Frequently Asked Questions
Is Black and Blur accessible to listeners without a background in critical theory?
Honestly, it is challenging for those without prior exposure to figures like Fanon, Althusser, Adorno, and Munoz, who appear throughout without extensive introduction. Listeners with some background in critical theory or African American studies will get significantly more from the arguments. That said, the musical qualities of Moten’s prose offer something even to listeners who don’t follow every reference.
Does Leon Nixon’s narration suit the difficulty of Moten’s academic prose?

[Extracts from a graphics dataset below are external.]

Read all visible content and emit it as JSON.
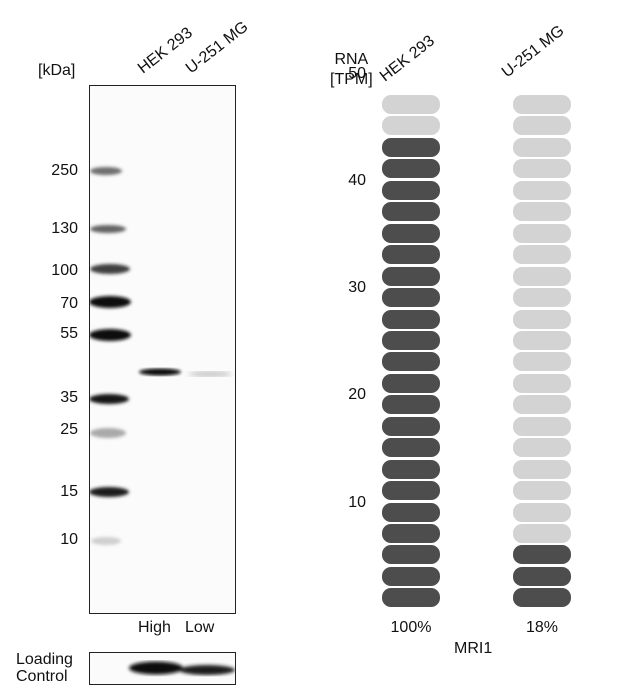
{
  "western_blot": {
    "unit_label": "[kDa]",
    "lanes": [
      "HEK 293",
      "U-251 MG"
    ],
    "ladder": [
      "250",
      "130",
      "100",
      "70",
      "55",
      "35",
      "25",
      "15",
      "10"
    ],
    "lane_levels": [
      "High",
      "Low"
    ],
    "loading_control_label_line1": "Loading",
    "loading_control_label_line2": "Control"
  },
  "rna": {
    "title_line1": "RNA",
    "title_line2": "[TPM]",
    "gene": "MRI1",
    "colors": {
      "filled": "#4d4d4d",
      "empty": "#d3d3d3"
    },
    "chart_data": {
      "type": "bar",
      "categories": [
        "HEK 293",
        "U-251 MG"
      ],
      "y_ticks": [
        "10",
        "20",
        "30",
        "40",
        "50"
      ],
      "segments_total": 24,
      "filled_segments": [
        22,
        3
      ],
      "percent_labels": [
        "100%",
        "18%"
      ]
    }
  }
}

Yes, in a specific way. Nixon reads at a deliberate pace that gives the dense arguments room to settle rather than rushing through them. He doesn’t dramatize or perform the text, which is the correct choice for material this philosophically compressed, the ideas need space, not theater.
Is this intended as a standalone or do you need to read the trilogy in order?
Black and Blur is the first volume of the trilogy Consent Not to Be a Single Being, and while the three volumes share an overarching project, each operates as a self-contained collection of essays. You don’t need to have read the others to engage productively with this one.
How does this compare to Moten’s earlier work, particularly The Undercommons?
The Undercommons, co-written with Stefano Harney, is somewhat more accessible and more explicitly political in its framing. Black and Blur is more formally experimental and more aesthetically focused. For listeners new to Moten, The Undercommons is probably the better entry point before approaching this trilogy.